Seluruh penduduk Desa Fang sibuk memanen. Padi yang dipotong dijemur selama satu atau dua hari, lalu dirontokkan dengan cara dipukul ke dalam tong bambu besar. Berkat metode penanaman, pemupukan, dan pengelolaan air yang diajarkan Fang Jing, hasil panen tahun ini meningkat dua kali lipat. Jika sebelumnya per mu hanya menghasilkan kurang dari delapan puluh kati, kini mencapai seratus lima puluh hingga seratus enam puluh kati. Penduduk desa sangat bersyukur karena dengan hasil ini, mereka tidak perlu lagi kelaparan bahkan di tahun bencana sekalipun.

"Jing, tahun ini setiap keluarga sudah menyimpan banyak sekali hasil panen. Ini semua berkat dirimu. Seluruh desa ingin mengadakan upacara persembahan leluhur, dan mereka memintamu untuk memimpin prosesi dupa," ujar Kepala Desa sambil duduk di bawah pohon jeruk di halaman Fang Jing.

"Paman, saya masih terlalu muda. Upacara leluhur memang perlu, tapi sebaiknya Paman saja yang memimpinnya. Saya tidak melakukan apa-apa, hanya berbagi sedikit ilmu. Saya tidak berani mengambil kehormatan itu, apalagi masih banyak orang yang lebih tua dari saya," tolak Fang Jing dengan rendah hati. Ia tidak ingin memikul beban tanggung jawab tambahan.

"Baiklah kalau begitu.
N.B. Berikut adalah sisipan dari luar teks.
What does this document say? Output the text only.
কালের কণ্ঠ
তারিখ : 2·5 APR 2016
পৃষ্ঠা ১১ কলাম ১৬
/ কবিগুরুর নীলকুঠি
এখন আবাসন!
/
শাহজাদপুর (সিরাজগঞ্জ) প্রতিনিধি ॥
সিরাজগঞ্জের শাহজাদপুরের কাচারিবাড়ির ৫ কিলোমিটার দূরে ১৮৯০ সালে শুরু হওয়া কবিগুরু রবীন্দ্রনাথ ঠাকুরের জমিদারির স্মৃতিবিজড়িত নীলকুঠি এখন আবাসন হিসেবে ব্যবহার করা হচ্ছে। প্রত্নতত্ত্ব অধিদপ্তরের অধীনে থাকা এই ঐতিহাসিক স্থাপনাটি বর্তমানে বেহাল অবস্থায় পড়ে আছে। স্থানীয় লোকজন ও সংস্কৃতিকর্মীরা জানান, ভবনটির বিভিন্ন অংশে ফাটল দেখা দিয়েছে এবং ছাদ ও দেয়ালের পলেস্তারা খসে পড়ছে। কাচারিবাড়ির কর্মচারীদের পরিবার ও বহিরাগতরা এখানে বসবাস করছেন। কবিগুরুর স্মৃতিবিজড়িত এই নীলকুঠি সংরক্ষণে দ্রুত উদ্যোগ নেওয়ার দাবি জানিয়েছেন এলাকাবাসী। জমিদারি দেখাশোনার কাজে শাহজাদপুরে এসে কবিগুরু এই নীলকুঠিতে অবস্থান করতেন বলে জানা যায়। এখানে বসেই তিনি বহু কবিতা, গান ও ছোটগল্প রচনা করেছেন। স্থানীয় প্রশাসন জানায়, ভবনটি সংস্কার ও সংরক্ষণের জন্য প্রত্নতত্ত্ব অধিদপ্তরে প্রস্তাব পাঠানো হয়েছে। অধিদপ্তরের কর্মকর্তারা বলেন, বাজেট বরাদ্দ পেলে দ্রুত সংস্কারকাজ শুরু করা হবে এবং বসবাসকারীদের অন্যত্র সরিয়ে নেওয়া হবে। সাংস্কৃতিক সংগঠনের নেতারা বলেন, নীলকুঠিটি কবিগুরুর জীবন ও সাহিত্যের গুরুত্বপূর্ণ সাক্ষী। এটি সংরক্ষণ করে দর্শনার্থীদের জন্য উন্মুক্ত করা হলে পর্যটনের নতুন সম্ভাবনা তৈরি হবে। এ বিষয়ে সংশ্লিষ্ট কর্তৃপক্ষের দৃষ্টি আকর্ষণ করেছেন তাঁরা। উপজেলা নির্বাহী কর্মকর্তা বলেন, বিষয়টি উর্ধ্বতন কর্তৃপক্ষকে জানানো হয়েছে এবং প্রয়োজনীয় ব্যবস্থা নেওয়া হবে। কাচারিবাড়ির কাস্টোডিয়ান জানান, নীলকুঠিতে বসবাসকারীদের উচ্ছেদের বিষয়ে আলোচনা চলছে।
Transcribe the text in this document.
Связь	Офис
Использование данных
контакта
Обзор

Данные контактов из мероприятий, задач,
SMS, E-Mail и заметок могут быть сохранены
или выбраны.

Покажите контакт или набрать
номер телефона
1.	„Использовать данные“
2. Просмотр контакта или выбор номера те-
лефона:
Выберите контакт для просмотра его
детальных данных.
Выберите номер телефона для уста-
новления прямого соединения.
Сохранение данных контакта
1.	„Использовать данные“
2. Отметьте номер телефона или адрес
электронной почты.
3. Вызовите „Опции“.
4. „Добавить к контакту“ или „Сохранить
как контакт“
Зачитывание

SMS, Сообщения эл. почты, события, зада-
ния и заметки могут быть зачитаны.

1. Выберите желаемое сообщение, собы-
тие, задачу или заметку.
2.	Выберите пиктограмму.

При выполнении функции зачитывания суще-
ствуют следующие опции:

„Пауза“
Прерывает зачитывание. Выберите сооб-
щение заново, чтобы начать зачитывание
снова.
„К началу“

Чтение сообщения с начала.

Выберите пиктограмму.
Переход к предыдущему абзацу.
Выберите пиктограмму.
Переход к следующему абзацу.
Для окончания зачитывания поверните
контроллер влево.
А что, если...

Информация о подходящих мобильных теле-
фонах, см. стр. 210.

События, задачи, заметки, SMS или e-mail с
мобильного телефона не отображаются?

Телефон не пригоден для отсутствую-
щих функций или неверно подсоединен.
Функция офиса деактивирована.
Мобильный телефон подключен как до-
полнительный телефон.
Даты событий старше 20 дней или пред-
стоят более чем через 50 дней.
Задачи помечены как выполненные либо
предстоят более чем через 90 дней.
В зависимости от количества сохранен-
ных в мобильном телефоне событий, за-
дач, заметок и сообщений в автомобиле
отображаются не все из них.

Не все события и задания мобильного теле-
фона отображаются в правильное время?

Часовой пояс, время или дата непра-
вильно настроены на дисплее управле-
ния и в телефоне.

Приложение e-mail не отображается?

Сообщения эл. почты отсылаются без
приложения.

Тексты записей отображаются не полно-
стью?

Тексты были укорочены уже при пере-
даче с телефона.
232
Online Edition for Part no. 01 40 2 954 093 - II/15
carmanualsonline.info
Beberapa hari lagi kita akan mengadakan ritual agar leluhur tahu bahwa Desa Fang tidak akan lagi menderita kelaparan," ujar Kepala Desa sambil tertawa lebar, disambut tawa para sesepuh lainnya.

Beberapa hari kemudian, seluruh penduduk desa berkumpul di aula leluhur untuk berdoa. Berkat desakan Fang Jing, kini wanita pun diperbolehkan masuk ke aula, karena mereka semua memiliki darah keluarga Fang.

Setelah panen, desa kembali sibuk menanam kedelai. Fang Jing mengajarkan metode pindah tanam agar mereka bisa memanen kedelai sebelum musim salju tiba. Penduduk desa sangat patuh pada instruksi Fang Jing karena mereka telah melihat sendiri bukti keberhasilan hasil panen yang berlipat ganda.

Saat itu, tujuh atau delapan kereta kuda beserta seratus lebih orang muncul dari hutan dan memasuki jalan kecil desa. Para penduduk yang sedang menanam kedelai menatap heran ke arah rombongan tersebut.

"Permisi, apakah ini Desa Fang?" tanya seorang penjaga kepada seorang warga desa.

"Ya, benar. Ada keperluan apa kalian kemari?" tanya Fang Shanping.

"Kami dari Chang'an, mencari Tuan Fang Jing," jawab penjaga tersebut.

"Oh, kalian mencari Jing? Kalau begitu, ikuti anak saya, dia akan mengantar kalian," ujar Fang Shanping.

Sesampainya di depan kediaman Fang Jing, Zhang Xiaoxia keluar dan segera mengutus seseorang untuk memanggil Fang Jing yang sedang menanam kedelai di sawah.

"Oh, Li Shan, ternyata kau. Ada apa kalian kemari?" tanya Fang Jing saat tiba di rumah.

"Tuan, saya diperintahkan untuk mengawal Istri Pangeran dan para bangsawan kemari. Mereka masih menunggu di kereta," jawab Li Shan segera.

Fang Jing meminta asistennya memberikan manisan buah kepada anak yang mengantar rombongan itu, lalu ia bersiap menyambut tamunya.